Gourcuff évoque son départ

Le meneur de jeu lyonnais avoue que les départs conjugués de Laurent Blanc, Jean-Louis Gasset et Marouane Chamakh l’ont fait réfléchir, mais que ce n’est qu’après le Mondial qu’il a fini par être convaincu qu’il fallait quitter les Girondins de Bordeaux.

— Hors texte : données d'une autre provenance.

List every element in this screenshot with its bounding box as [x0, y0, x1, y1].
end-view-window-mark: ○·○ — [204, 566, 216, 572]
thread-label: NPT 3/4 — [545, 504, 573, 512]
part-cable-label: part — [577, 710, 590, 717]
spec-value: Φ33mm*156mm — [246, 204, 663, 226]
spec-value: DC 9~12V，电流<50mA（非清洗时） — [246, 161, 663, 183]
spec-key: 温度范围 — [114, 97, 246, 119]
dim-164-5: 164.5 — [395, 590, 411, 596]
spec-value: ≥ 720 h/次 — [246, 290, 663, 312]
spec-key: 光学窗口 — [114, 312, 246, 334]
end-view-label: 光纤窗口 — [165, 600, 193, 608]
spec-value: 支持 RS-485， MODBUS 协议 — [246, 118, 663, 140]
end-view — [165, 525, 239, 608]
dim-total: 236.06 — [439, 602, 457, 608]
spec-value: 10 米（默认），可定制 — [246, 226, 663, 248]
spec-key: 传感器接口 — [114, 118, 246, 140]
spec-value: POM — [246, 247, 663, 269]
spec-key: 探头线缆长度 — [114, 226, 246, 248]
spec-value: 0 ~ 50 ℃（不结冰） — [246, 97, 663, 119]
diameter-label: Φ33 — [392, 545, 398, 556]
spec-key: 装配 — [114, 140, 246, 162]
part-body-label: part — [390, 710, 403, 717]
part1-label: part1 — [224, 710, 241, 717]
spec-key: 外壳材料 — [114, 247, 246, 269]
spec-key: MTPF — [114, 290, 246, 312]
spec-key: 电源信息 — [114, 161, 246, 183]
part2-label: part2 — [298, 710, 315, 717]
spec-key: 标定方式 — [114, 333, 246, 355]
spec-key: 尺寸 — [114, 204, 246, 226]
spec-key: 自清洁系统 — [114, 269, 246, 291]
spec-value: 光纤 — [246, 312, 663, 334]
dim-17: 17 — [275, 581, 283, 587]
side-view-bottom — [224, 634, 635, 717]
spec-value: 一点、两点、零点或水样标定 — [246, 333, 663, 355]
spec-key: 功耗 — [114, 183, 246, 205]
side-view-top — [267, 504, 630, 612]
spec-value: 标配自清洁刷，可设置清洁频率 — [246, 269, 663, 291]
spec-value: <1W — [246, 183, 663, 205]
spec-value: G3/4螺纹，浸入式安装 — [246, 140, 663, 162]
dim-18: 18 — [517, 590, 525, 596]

« C’est Laurent Blanc qui m’a fait venir aux Girondins. Avec lui et Jean-Louis Gasset, ça s’est très bien passé dès le début. Avec leur départ, la situation n’était plus la même qu’à mon arrivée. Celui de Marouane Chamakh aussi a joué. À partir de là, j’ai pris le temps de bien réfléchir : maintenant, toutes mes décisions ont une certaine importance, je devais me persuader que c’était la bonne. Et j’ai senti qu’il me fallait un nouveau challenge, explique Yoann Gourcuff dans le quotidien régional, avant de reconnaître que ses coéquipiers tricolores de l’OL l’avaient renseigné sur l’intérêt de Jean-Michel Aulas. Je savais grâce à Hugo Lloris et Jérémy Toulalan que j’intéressais Lyon mais c’était pendant la Coupe du Monde et je voulais vraiment me concentrer sur la compétition. Quand on est revenu d’Afrique du Sud, je n’avais pas trop envie de parler de mon avenir parce qu’il fallait digérer tout ce qui s’était passé. À mon retour de vacances, le président est venu me demander de l’avertir au plus tôt si j’avais l’intention de partir. Je lui ai répondu que ma priorité, à ce moment-là, était de retrouver le plaisir du jeu. Mais une fois que ma décision de partir est devenue claire dans ma tête, j’ai pris rendez-vous avec lui tout de suite. J’ai toujours eu de bonnes relations avec Jean-Louis Triaud. Je savais que je le décevrai peut-être en lui disant ça mais j’ai été franc et honnête. »

Concernant sa fin de parcours à Bordeaux et ses relations avec Jean Tigana, Yoann Gourcuff estime qu’il est comporté en professionnel avec son ancien club. « Je n’ai pas pu lui expliquer que si j’avais attendu le lundi, c’était deux ou trois jours en moins pour le club pour se retourner. Si près de la fin du mercato, il m’a semblé que c’était important. Et puis j’ai joué le jeu à fond jusqu’à la fin. Après avoir vu mon président, je me suis entraîné normalement, je me suis assis sur le banc des remplaçants, au Parc des Princes, sans rien dire, je me suis donné à fond sur les 20 minutes que le coach m’a demandées de jouer. J’ai été professionnel jusqu’au bout », répète le meneur de jeu de l’Olympique Lyonnais dans les colonnes de Sud-Ouest.